Plagued by weak drafts, unproductive trades and a general drift throughout the organization, the Royals have established themselves the past few seasons as one of the most unsuccessful franchises in professional sports. They have not appeared in the postseason since winning the World Series in 1985 _ with Schuerholz as general manager and a teenage Moore standing outside the stadium craning his neck to see.

Moore, a Wichita, Kan., native, said he has special memories of the seventh game that year against St. Louis because he was outside the ballpark on the left-field side watching the action.

"I've been with the Atlanta Braves for 12 years," he said from Atlanta on a conference call. "I absolutely love and adore this organization, the Atlanta Braves and the people I've grown up with."

But he was drawn, he said, to "the great baseball fans, the great tradition there in Kansas City and the wonderful atmosphere and a climate to raise my family."

Baird's dismissal was expected since David Glass said on May 4 that he was disgusted with the team's performance and would soon make "significant changes."
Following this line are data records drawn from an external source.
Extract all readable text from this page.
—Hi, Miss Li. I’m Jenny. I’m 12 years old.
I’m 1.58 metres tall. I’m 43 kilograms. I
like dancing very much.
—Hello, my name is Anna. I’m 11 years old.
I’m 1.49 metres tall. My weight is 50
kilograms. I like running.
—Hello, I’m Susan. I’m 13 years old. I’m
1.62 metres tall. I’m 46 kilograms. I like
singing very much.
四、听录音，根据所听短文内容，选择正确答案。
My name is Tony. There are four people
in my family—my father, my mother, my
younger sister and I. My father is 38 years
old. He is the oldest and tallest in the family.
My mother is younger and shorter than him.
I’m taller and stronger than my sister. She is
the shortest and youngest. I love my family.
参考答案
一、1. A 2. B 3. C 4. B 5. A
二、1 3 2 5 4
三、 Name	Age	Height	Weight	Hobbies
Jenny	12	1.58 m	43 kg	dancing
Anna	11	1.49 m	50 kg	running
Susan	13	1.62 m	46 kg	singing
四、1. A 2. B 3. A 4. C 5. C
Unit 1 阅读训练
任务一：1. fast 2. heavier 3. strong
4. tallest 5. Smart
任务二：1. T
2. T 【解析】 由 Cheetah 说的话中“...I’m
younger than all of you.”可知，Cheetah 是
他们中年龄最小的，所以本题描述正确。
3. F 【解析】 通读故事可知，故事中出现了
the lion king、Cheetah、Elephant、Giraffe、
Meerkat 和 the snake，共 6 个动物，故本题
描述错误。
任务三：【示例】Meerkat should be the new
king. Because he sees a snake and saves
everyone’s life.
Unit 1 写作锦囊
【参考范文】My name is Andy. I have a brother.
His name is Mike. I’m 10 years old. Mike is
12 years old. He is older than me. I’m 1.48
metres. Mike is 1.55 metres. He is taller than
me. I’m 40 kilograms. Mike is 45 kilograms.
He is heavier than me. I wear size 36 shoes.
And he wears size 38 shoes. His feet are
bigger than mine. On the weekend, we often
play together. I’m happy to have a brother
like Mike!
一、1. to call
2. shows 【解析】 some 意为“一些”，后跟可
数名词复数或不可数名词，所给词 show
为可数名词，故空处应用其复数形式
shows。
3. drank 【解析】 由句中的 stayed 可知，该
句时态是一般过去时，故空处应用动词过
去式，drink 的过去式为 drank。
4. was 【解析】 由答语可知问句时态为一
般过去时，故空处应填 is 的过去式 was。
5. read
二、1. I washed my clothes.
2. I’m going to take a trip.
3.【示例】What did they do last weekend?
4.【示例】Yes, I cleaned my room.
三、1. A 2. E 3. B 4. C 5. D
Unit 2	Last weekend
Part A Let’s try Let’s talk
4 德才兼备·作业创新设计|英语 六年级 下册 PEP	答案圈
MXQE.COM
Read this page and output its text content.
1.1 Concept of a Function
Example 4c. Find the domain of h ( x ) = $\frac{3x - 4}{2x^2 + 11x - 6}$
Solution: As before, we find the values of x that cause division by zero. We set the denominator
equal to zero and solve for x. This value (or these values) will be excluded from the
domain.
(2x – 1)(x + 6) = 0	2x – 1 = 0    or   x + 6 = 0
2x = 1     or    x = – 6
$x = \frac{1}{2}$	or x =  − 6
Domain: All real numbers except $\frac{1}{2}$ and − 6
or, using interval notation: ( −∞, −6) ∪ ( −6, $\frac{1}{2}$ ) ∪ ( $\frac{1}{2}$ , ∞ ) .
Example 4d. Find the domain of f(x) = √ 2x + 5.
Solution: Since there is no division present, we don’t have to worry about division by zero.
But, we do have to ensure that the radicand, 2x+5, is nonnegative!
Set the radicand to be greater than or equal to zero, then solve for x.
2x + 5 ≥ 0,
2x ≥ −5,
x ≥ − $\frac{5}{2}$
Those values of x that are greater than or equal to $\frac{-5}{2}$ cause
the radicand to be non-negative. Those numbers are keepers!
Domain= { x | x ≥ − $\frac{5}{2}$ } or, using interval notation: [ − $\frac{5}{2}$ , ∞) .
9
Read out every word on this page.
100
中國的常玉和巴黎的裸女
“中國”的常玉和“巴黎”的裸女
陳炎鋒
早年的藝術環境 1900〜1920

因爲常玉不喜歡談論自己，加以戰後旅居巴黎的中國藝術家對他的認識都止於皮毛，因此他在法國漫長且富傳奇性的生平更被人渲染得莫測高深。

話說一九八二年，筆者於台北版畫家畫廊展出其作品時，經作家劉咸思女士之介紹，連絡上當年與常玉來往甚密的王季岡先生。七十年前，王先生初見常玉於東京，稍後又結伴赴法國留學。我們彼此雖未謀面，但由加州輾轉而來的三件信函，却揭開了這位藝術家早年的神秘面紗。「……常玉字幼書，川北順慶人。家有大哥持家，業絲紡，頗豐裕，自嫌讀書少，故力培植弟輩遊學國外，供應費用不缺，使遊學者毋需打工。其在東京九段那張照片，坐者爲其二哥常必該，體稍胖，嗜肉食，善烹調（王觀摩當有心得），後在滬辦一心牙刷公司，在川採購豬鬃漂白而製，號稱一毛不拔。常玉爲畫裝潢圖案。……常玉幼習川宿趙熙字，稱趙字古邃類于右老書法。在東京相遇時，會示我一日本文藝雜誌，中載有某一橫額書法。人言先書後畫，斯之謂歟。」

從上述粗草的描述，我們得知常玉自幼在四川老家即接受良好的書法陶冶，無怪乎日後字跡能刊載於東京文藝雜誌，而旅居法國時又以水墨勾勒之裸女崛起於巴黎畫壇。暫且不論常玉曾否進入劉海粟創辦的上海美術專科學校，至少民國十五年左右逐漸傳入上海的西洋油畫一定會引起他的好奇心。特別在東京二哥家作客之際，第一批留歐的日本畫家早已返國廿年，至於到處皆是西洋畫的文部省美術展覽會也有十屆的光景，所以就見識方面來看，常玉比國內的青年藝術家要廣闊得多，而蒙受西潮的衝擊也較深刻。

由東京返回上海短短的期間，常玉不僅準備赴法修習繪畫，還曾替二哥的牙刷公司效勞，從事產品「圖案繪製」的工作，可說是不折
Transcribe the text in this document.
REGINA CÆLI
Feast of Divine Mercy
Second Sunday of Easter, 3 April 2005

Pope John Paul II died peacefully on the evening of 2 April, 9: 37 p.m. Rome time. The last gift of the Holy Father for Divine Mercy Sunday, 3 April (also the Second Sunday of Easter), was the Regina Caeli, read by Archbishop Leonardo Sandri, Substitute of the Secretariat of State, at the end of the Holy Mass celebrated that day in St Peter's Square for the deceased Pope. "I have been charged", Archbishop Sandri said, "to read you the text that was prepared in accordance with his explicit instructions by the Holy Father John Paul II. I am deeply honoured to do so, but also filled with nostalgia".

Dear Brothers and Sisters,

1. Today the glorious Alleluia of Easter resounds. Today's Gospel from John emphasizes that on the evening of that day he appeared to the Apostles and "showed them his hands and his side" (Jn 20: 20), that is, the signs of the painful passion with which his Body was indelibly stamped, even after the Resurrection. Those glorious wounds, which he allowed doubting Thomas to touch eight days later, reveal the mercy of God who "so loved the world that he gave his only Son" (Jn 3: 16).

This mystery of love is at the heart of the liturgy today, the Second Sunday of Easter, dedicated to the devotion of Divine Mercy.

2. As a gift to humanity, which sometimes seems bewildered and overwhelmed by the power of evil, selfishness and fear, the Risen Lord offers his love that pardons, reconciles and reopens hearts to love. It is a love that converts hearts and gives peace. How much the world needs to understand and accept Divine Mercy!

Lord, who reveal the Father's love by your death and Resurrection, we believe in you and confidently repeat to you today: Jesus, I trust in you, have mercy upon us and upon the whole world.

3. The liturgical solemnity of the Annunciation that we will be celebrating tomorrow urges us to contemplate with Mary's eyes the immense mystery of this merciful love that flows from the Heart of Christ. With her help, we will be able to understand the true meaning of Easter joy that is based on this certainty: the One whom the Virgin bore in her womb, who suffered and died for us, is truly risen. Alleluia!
But the process took much longer than he expected. And the former Wal-Mart CEO, already under fire from irritated fans, was taking severe criticism for not making a move.

The monthlong wait for something to happen proved a distraction that weighed heavily on the team and the front office, which is preparing to make the No. 1 selection in the amateur draft on June 6.

"Obviously, it's quite a distraction when things like this are going on," manager Buddy Bell said Wednesday in Oakland, Calif., where the Royals lost 7-0 to the Athletics. "Our guys have handled it pretty well. I know it affects them, but they hid it pretty well. Allard Baird is a dear friend of mine."

Because the timing of the draft poses a potential conflict of interest, Moore will assume his new duties on Jan. 8 after it's over.

Moore said he will be involved with the Braves' draft process but will not take part in personnel discussions or make decisions.

Muzzy Jackson, the interim general manager, will run the draft for the Royals along with personnel director Deric Ladnier.

Scouting director Roy Clark will make the decisions for the Braves.

"Dayton is not going to put himself in a position to impugn the integrity of this organization or his new organization," Schuerholz said. "What role he plays in the draft will be up to all of us. We will measure the appropriateness of it."

Baird might have been fired just as his program was on the threshold of bearing fruit. There are several promising prospects at Double-A Wichita this year, including infielder Alex Gordon, who was taken as the No. 2 pick in last year's draft.


AP Sports Writer Janie McCauley in Oakland, Calif., contributed to this report.